Face aux tensions persistantes qui traversent le monde agricole, l’Académie d’agriculture de France appelle à dépasser l’analyse strictement conjoncturelle des mobilisations et des difficultés actuelles. Dans un plaidoyer publié récemment, l’institution estime que la France est confrontée à des crises multiples — agricoles, alimentaires et environnementales — révélatrices de déséquilibres structurels plus profonds.
Depuis plusieurs mois, le secteur agricole connaît une succession de mouvements de contestation liés aux revenus, à la concurrence internationale, aux normes environnementales ou encore au renouvellement des générations. Pour l’Académie, ces tensions ne sauraient être réduites à des réponses ponctuelles ou à des ajustements réglementaires. Elles traduisent l’ampleur des transformations à conduire dans l’ensemble du système alimentaire, de la production à la consommation.
Dans son texte, l’Académie souligne que les défis actuels sont étroitement imbriqués : revenus agricoles, compétitivité, souveraineté alimentaire, transition écologique, accès à une alimentation durable et abordable. Autant de questions qui dépassent le seul monde agricole et concernent l’ensemble de la société.
L’institution insiste également sur la dimension environnementale de ces enjeux.
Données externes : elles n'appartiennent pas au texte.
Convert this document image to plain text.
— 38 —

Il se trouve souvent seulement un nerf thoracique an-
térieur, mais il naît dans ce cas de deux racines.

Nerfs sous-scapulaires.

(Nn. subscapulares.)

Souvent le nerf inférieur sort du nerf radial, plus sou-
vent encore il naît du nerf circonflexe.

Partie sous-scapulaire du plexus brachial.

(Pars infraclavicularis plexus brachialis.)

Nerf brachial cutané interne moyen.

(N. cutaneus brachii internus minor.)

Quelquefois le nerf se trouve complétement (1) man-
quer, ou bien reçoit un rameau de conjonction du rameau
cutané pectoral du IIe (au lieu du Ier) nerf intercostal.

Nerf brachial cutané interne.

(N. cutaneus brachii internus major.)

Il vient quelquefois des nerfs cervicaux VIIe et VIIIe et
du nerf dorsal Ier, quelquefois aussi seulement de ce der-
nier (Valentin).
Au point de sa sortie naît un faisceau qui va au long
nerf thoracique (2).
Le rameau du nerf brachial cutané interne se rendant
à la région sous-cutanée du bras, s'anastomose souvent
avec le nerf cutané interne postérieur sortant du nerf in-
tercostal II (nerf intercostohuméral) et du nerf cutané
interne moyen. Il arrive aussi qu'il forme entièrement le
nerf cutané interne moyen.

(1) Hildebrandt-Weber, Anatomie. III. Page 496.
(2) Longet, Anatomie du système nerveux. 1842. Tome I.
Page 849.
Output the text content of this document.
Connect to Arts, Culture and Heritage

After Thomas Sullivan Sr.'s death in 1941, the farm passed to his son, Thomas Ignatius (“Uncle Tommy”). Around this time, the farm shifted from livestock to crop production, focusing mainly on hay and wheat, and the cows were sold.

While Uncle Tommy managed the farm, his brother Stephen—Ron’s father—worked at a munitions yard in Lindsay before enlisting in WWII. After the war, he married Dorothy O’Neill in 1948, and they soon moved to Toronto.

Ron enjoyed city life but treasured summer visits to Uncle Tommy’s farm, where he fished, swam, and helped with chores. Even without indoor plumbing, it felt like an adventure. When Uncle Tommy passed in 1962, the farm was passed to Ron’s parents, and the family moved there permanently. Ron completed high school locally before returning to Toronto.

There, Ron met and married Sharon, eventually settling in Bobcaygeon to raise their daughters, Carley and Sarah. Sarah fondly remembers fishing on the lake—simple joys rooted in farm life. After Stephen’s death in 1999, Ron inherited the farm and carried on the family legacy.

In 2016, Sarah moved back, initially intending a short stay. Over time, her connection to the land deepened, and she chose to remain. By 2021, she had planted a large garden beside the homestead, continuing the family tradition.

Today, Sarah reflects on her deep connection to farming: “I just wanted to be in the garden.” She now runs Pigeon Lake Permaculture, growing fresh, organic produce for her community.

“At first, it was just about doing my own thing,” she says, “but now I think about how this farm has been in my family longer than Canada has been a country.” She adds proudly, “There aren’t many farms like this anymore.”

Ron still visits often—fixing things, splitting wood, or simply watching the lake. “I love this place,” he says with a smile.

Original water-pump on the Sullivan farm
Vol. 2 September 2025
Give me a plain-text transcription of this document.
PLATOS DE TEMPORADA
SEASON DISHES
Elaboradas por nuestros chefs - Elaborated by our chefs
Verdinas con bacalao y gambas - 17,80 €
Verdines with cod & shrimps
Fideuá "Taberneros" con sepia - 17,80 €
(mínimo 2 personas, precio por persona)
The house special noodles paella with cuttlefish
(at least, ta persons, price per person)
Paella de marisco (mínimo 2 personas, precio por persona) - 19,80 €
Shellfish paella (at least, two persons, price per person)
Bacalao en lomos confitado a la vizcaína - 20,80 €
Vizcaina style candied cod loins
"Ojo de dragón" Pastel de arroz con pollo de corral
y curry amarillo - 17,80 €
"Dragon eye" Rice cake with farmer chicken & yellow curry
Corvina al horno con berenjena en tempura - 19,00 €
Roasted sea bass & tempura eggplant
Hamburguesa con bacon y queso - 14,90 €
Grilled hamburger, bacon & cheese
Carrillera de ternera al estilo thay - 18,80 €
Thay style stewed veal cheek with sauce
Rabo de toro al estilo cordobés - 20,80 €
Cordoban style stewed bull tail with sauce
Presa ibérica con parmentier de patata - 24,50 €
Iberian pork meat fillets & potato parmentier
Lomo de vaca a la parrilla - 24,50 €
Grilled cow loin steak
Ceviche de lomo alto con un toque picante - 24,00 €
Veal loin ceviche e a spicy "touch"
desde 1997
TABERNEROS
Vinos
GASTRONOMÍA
Les systèmes agricoles sont au cœur des équilibres liés aux sols, à l’eau, à la biodiversité et au climat. Toute réforme doit donc articuler impératifs économiques, exigences écologiques et acceptabilité sociale.
Pour l’Académie, les réponses doivent s’inscrire dans le temps long, en combinant des mesures immédiates de soutien et une réflexion stratégique sur les trajectoires à suivre.
Face à ces constats, l’Académie d’agriculture de France plaide pour l’organisation d’un grand débat citoyen national, piloté par l’État, éclairé par les connaissances scientifiques et décliné au plus près des territoires. L’objectif serait de définir collectivement les orientations futures des systèmes agricoles et alimentaires.
Cette démarche viserait à clarifier les choix de société à opérer : niveau d’autonomie alimentaire souhaité, modalités de transition agroécologique, répartition de la valeur dans la chaîne alimentaire, attentes en matière de qualité et de prix des produits.
Selon l’Académie, seule une discussion ouverte et structurée permettra d’éviter que les tensions ne s’enkystent et que les décisions ne soient perçues comme imposées d’en haut.
Forte de ses quelque 600 membres — scientifiques, praticiens et spécialistes des domaines de l’agriculture, de l’alimentation et de l’environnement — l’Académie se dit prête à contribuer activement à cette réflexion collective. Elle entend mettre à disposition son expertise pour éclairer les arbitrages à venir.
À l’heure où les crises agricoles se doublent d’enjeux climatiques et géopolitiques majeurs, la question posée dépasse la seule gestion de l’urgence. Elle interroge le modèle alimentaire français et sa capacité à concilier performance économique, durabilité environnementale et justice sociale.